Baru saja film ini dimulai, efek-efek suara dari film ini membuatku kesal. Ini bahkan belum dimulai dan aku sudah takut dengan awal film nya.
"Apa yang kamu takutkan dari film horror? Semua itu kan hanya akting dan settingan."
"Tetap saja sound effect dan jumpscare nya membuatku takut dan kaget sepanjang film."
"Memang itu tujuannya baby, kalau penontonnya tidak takut, maka film horror itu pasti jelek."
Sudah aku bilang, aku akan menyerah berdebat dengan Daddy. Dia akan selalu memang. Baru saja mataku melihat ke arah TV, lagi-lagi film itu membuatku berteriak saat sesosok makhluk itu muncul di dalam film.
Daddy hanya tertawa melihatku ketakutan. Setiap aku takut, daddy akan melihatku sambil tersenyum geli. Tanganku mengambil selimut di ranjang itu dan menariknya hingga menutupi wajahku. Aku rasa aku tidak ingin menonton lagi.
"Jadi kamu masih mau nonton atau enggak ini?" tanya Daddy sambil menarik sedikit selimutku untuk melihatku di bawah selimut.
"Sepertinya tidak, aku lebih baik tidur saja."
"Kalau begitu matikan dulu TV nya, besok kita harus bangun pagi baby. Jangan lupa."
Aku bangun dan mematikan TV itu. Sepertinya ini hanya akal-akalan daddy saja. Sudah tahu aku takut, tapi kalau aku juga yang mematikan TV nya, sudah pasti aku harus melihat ke arah TV nya dulu baru mematikannya.
Secepatnya aku mematikannya dan berlari ke ranjangku. Daddy melihatku dan mematikan lampu kamar ini. Aku berbaring dan melihat ke langit-langit. Mungkin tadi efek dari lampu yang menyala jadinya langit terlihat lebih gelap.
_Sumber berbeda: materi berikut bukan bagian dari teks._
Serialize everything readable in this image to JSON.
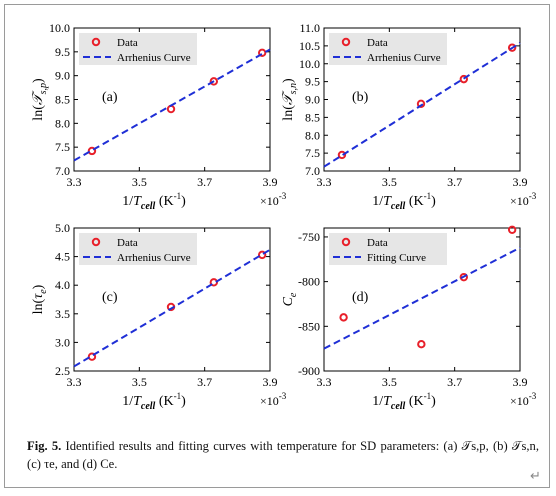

Tapi begitu kamar ini lebih gelap, mulailah langit terlihat lebih terang.
"Goodnight and have a nice dream baby."
"Goodnight too daddy."
To Be Continued
KAMU SEDANG MEMBACA
Baby Girl | HunRene
Fanfiction[Hiatus] R21+ Irene Carmine, seorang wanita yang belum lama ini menginjak usia yang ke 20 tahun. Kehidupan perkuliahannya yang begitu monoton membuatnya mencari suatu hal yang baru sebagai pengalihan. Tetapi semua itu tidak berjalan dengan lancar...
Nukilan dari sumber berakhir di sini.